The servant I sent the provisions by delivered all safely, and in doing so had to run the gauntlet of the Tiger rifles. These fellows claimed to be Colonel Hunton's men, but some of the 8th being on the lookout, came to his rescue, and saved the lambs in short order.

Now, to the point. Who saved the Confederates from a disastrous surprise on July 21, 1861? I will endeavor to prove that General Hunton was the man.

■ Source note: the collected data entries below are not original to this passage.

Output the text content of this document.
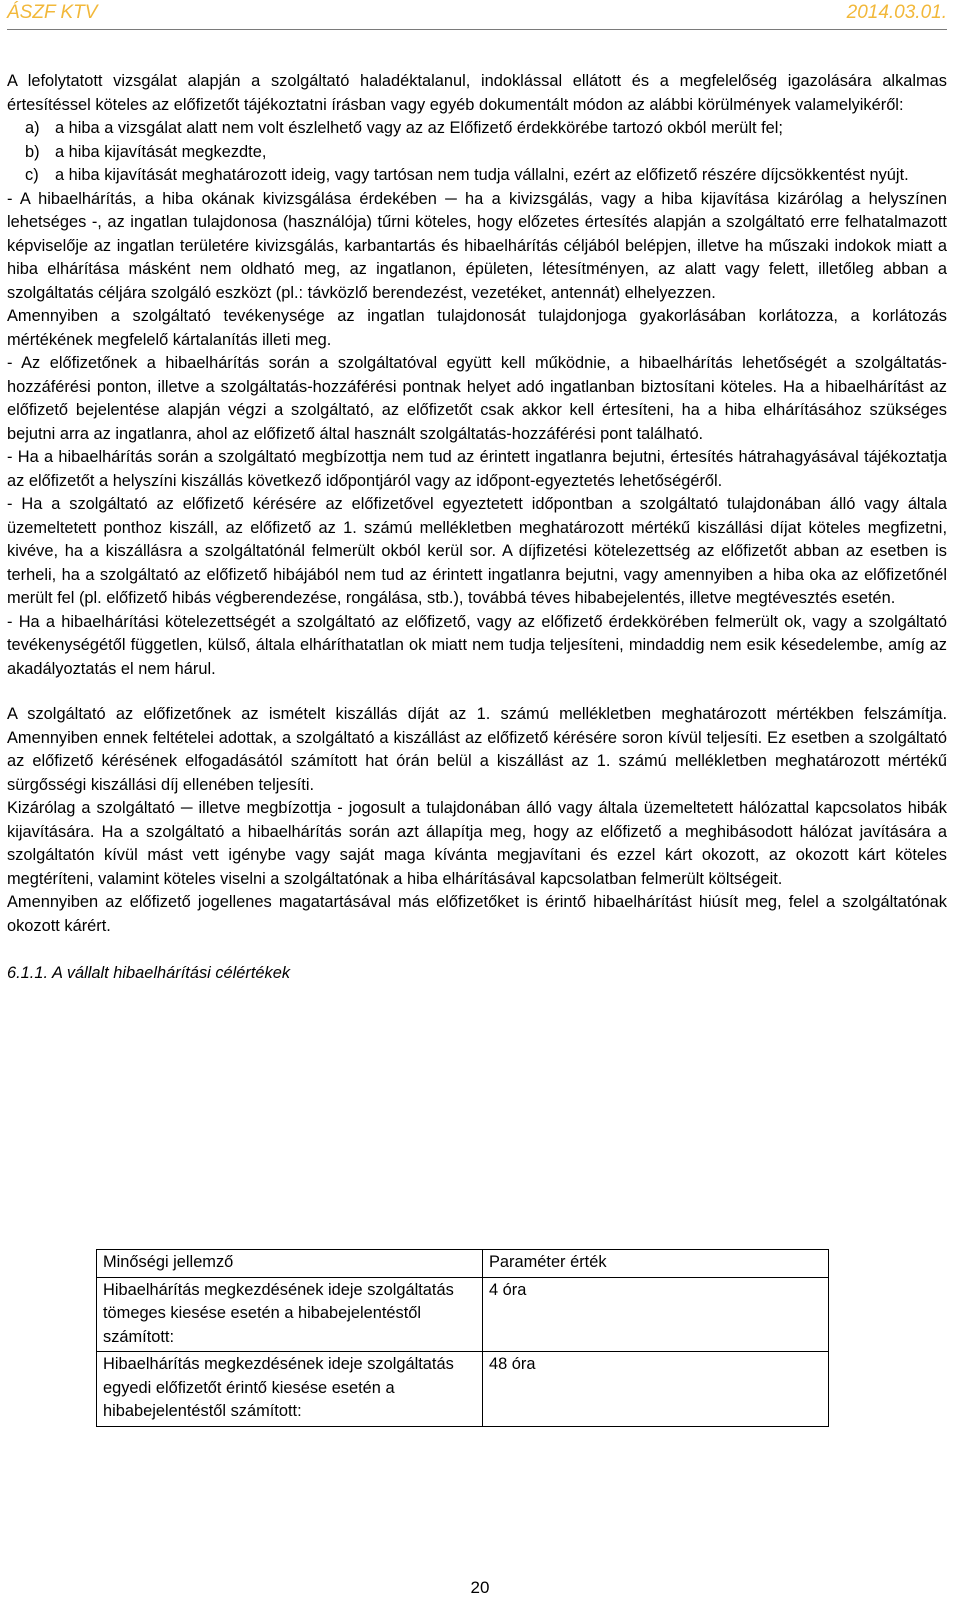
ÁSZF KTV	2014.03.01.

A lefolytatott vizsgálat alapján a szolgáltató haladéktalanul, indoklással ellátott és a megfelelőség igazolására alkalmas értesítéssel köteles az előfizetőt tájékoztatni írásban vagy egyéb dokumentált módon az alábbi körülmények valamelyikéről:

a) a hiba a vizsgálat alatt nem volt észlelhető vagy az az Előfizető érdekkörébe tartozó okból merült fel;
b) a hiba kijavítását megkezdte,
c) a hiba kijavítását meghatározott ideig, vagy tartósan nem tudja vállalni, ezért az előfizető részére díjcsökkentést nyújt.

- A hibaelhárítás, a hiba okának kivizsgálása érdekében ─ ha a kivizsgálás, vagy a hiba kijavítása kizárólag a helyszínen lehetséges -, az ingatlan tulajdonosa (használója) tűrni köteles, hogy előzetes értesítés alapján a szolgáltató erre felhatalmazott képviselője az ingatlan területére kivizsgálás, karbantartás és hibaelhárítás céljából belépjen, illetve ha műszaki indokok miatt a hiba elhárítása másként nem oldható meg, az ingatlanon, épületen, létesítményen, az alatt vagy felett, illetőleg abban a szolgáltatás céljára szolgáló eszközt (pl.: távközlő berendezést, vezetéket, antennát) elhelyezzen.

Amennyiben a szolgáltató tevékenysége az ingatlan tulajdonosát tulajdonjoga gyakorlásában korlátozza, a korlátozás mértékének megfelelő kártalanítás illeti meg.

- Az előfizetőnek a hibaelhárítás során a szolgáltatóval együtt kell működnie, a hibaelhárítás lehetőségét a szolgáltatás-hozzáférési ponton, illetve a szolgáltatás-hozzáférési pontnak helyet adó ingatlanban biztosítani köteles. Ha a hibaelhárítást az előfizető bejelentése alapján végzi a szolgáltató, az előfizetőt csak akkor kell értesíteni, ha a hiba elhárításához szükséges bejutni arra az ingatlanra, ahol az előfizető által használt szolgáltatás-hozzáférési pont található.

- Ha a hibaelhárítás során a szolgáltató megbízottja nem tud az érintett ingatlanra bejutni, értesítés hátrahagyásával tájékoztatja az előfizetőt a helyszíni kiszállás következő időpontjáról vagy az időpont-egyeztetés lehetőségéről.

- Ha a szolgáltató az előfizető kérésére az előfizetővel egyeztetett időpontban a szolgáltató tulajdonában álló vagy általa üzemeltetett ponthoz kiszáll, az előfizető az 1. számú mellékletben meghatározott mértékű kiszállási díjat köteles megfizetni, kivéve, ha a kiszállásra a szolgáltatónál felmerült okból kerül sor. A díjfizetési kötelezettség az előfizetőt abban az esetben is terheli, ha a szolgáltató az előfizető hibájából nem tud az érintett ingatlanra bejutni, vagy amennyiben a hiba oka az előfizetőnél merült fel (pl. előfizető hibás végberendezése, rongálása, stb.), továbbá téves hibabejelentés, illetve megtévesztés esetén.

- Ha a hibaelhárítási kötelezettségét a szolgáltató az előfizető, vagy az előfizető érdekkörében felmerült ok, vagy a szolgáltató tevékenységétől független, külső, általa elháríthatatlan ok miatt nem tudja teljesíteni, mindaddig nem esik késedelembe, amíg az akadályoztatás el nem hárul.

A szolgáltató az előfizetőnek az ismételt kiszállás díját az 1. számú mellékletben meghatározott mértékben felszámítja. Amennyiben ennek feltételei adottak, a szolgáltató a kiszállást az előfizető kérésére soron kívül teljesíti. Ez esetben a szolgáltató az előfizető kérésének elfogadásától számított hat órán belül a kiszállást az 1. számú mellékletben meghatározott mértékű sürgősségi kiszállási díj ellenében teljesíti.

Kizárólag a szolgáltató ─ illetve megbízottja - jogosult a tulajdonában álló vagy általa üzemeltetett hálózattal kapcsolatos hibák kijavítására. Ha a szolgáltató a hibaelhárítás során azt állapítja meg, hogy az előfizető a meghibásodott hálózat javítására a szolgáltatón kívül mást vett igénybe vagy saját maga kívánta megjavítani és ezzel kárt okozott, az okozott kárt köteles megtéríteni, valamint köteles viselni a szolgáltatónak a hiba elhárításával kapcsolatban felmerült költségeit.

Amennyiben az előfizető jogellenes magatartásával más előfizetőket is érintő hibaelhárítást hiúsít meg, felel a szolgáltatónak okozott kárért.

6.1.1. A vállalt hibaelhárítási célértékek

Minőségi jellemző	Paraméter érték
Hibaelhárítás megkezdésének ideje szolgáltatás tömeges kiesése esetén a hibabejelentéstől számított:	4 óra
Hibaelhárítás megkezdésének ideje szolgáltatás egyedi előfizetőt érintő kiesése esetén a hibabejelentéstől számított:	48 óra
20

The people in the vicinity of the battlefield were in possession of information that a battle was imminent, and were on the lookout. On Saturday evening, July 20th, Captain J. D. Debell, of Centreville, who had been in our vicinity for several days, came to Sudley and remained that night. He believed with me that the advance would be made through the route referred to, and Bull Run passed at Sudley Ford. He had a field-glass, small, but a fairly good one. Exactly at sunset he, Sergeant Slaymaker and myself discovered by the use of the glass eighteen or twenty blue-coat infantry inside of an open field, and not over thirty yards from the woods road we expected the enemy to follow. We were on this road, in a direct line, a mile and a half distant from them. Slaymaker sent information to the Colonel at once, and he (Colonel Hunton) sent word to General Beauregard by the same messenger. Slaymaker held his post until the advance of Tyler's division drove him from it. I remained at home until the infantry advanced to within three hundred yards of me, and retreated to the battlefield. I saw the firing of infantry, and the mad rush of the Federals down the Henry Hill to [145] get out of harm's way. Taking into consideration the fact that Colonel Hunton got Sergeant Slaymaker's report at 7:30 A. M., and that the battle was on before 10 A. M., I cannot reconcile the report of some of General Evans's friends that he discovered the advance of the army through a signal station that he had established a day or two before on Hooe's Hill, below Manassas, with what I saw and know. I am very sure I am correct in my opinion that General Eppa Hunton is entitled to the honor of being the officer who prevented the defeat of the Confederate forces on July 21, 1861.